ActiverRecord find_in_batches to take option[:order]

May be I am missing something obvious, but I do not understand why the
method find_in_batches cannot take the option[:order].

I have created a ticket http://is.gd/lUwX with a patch to remove the
error raised accordingly.

Thanks.

If, for example, you order by ‘Name’, and then while batch processing
you insert a new record with the name “Angilly”, it is possible
(probable actually) that your batch processing will miss records. ID’s
are not very likely to change, and the auto-incrementing means it’s
much more difficult to miss records. This is also the reason that it
requires integer ID’s (and not UUIDs).

Cheers,
Ryan

I created a patch to allow :order clauses on this topic
http://groups.google.com/group/rubyonrails-core/browse_thread/thread/66df9e4241fdc0a7

Ryan Angilly wrote:

If, for example, you order by ‘Name’, and then while batch
processing
you insert a new record with the name “Angilly”, it is possible
(probable actually) that your batch processing will miss records. ID’s
are not very likely to change, and the auto-incrementing means it’s
much more difficult to miss records. This is also the reason that it
requires integer ID’s (and not UUIDs).
I haven’t looked closely at the code, but wouldn’t it be possible to
just select all the ID’s in one query with whatever order criteria were
desired, then use those ID’s to select the full records in batches. It
would be something like how eager loading does multiple selects in some
cases.

Jack

Yeah that’s possible. But then you could run into the same memory bloat problem. Just a million records with UUID pk’s gives you over 35 megabytes of data to store in memory (not including any of the overhead due to Ruby’s Array and String classes). Maybe that’s enough of an edge case where it’s worth ignoring for now, but then I still come back to the original question: can you think of a case where you really need to order it?
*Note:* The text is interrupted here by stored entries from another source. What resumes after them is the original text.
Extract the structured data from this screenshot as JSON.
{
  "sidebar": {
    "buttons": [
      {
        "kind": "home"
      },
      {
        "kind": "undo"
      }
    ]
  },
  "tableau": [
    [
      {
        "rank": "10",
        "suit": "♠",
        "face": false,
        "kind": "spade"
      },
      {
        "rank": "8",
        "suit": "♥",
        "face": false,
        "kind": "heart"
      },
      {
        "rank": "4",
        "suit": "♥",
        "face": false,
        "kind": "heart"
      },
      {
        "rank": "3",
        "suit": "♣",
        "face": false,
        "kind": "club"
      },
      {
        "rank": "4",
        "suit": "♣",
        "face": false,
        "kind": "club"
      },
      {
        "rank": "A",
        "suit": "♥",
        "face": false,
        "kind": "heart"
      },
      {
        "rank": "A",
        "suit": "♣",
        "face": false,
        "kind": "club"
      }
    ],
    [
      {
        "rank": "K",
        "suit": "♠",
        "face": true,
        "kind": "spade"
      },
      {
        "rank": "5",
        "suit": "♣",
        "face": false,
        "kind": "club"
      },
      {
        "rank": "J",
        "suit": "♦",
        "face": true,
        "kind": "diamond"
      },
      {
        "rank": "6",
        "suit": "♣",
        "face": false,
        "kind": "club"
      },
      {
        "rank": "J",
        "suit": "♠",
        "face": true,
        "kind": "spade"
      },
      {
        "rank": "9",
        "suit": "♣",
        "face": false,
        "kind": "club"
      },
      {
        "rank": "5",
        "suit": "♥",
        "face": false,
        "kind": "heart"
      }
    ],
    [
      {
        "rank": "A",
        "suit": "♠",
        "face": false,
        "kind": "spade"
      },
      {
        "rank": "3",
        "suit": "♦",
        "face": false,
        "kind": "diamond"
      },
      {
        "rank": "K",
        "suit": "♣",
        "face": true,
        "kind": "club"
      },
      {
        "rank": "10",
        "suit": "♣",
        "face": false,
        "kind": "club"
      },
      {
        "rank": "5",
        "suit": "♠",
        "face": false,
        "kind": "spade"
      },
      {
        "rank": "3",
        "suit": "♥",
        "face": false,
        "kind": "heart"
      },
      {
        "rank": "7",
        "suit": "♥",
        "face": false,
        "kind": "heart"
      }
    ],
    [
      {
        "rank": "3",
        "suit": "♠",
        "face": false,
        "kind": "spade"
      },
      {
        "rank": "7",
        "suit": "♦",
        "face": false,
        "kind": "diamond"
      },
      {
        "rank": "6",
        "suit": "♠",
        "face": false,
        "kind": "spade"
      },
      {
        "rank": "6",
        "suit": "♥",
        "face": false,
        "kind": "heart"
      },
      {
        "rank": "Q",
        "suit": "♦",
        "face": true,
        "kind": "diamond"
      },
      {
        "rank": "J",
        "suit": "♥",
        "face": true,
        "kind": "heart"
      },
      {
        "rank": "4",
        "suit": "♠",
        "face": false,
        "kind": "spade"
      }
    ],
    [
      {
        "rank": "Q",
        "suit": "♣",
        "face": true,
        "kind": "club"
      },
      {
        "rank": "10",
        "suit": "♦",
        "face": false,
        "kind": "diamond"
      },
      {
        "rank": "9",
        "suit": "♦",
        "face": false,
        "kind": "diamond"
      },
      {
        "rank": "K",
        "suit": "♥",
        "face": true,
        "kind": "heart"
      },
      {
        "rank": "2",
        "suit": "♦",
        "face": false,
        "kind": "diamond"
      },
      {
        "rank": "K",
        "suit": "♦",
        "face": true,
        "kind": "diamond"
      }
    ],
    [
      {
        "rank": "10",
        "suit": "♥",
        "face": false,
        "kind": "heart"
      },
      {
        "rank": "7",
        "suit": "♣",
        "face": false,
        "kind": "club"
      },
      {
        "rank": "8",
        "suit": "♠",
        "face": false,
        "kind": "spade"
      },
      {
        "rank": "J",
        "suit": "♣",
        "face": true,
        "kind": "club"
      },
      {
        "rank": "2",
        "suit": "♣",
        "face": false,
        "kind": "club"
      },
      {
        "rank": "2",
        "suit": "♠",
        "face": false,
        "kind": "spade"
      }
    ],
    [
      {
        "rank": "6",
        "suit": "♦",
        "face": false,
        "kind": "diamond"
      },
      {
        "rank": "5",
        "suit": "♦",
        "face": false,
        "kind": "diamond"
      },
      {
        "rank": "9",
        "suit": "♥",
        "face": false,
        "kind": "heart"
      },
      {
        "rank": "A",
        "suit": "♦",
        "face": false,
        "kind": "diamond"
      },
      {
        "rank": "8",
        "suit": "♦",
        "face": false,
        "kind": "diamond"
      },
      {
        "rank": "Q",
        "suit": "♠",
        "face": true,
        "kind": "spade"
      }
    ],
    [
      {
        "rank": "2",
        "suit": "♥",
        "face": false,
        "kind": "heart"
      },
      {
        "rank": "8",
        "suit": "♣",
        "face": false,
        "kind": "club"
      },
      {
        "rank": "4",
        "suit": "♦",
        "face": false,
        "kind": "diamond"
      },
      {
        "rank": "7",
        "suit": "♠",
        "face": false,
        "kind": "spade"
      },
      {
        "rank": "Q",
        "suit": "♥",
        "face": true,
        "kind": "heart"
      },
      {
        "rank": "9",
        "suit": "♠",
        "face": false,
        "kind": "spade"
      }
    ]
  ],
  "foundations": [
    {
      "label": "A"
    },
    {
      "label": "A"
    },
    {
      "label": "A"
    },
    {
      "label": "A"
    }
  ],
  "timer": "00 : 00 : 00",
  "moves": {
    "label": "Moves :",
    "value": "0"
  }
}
If you need to process a million records, you may want to process them
in a specific order like most recently update first since those may be
the most important and it may take a while to finish the batch.
Processing them in primary key order may well mean that the most
important records are processed last.

The patch I submitted does just what Jack suggests. While you will end
up with 35Mb for a million records, it will be a constant memory size
and will not bloat as the batch is processed if you load associations.
While 35Mb may be too much for an environment with limited resources,
you could break it up using :limit and :offset into smaller batches
like any other ActiveRecord find.

Ordering is forced to the “id” column because:

  1. mysql optimizes iterating over huge datasets when you use the “WHERE id > ?” clause much better than with LIMIT and OFFSET;
  2. you don’t need ordering – every single record gets yielded.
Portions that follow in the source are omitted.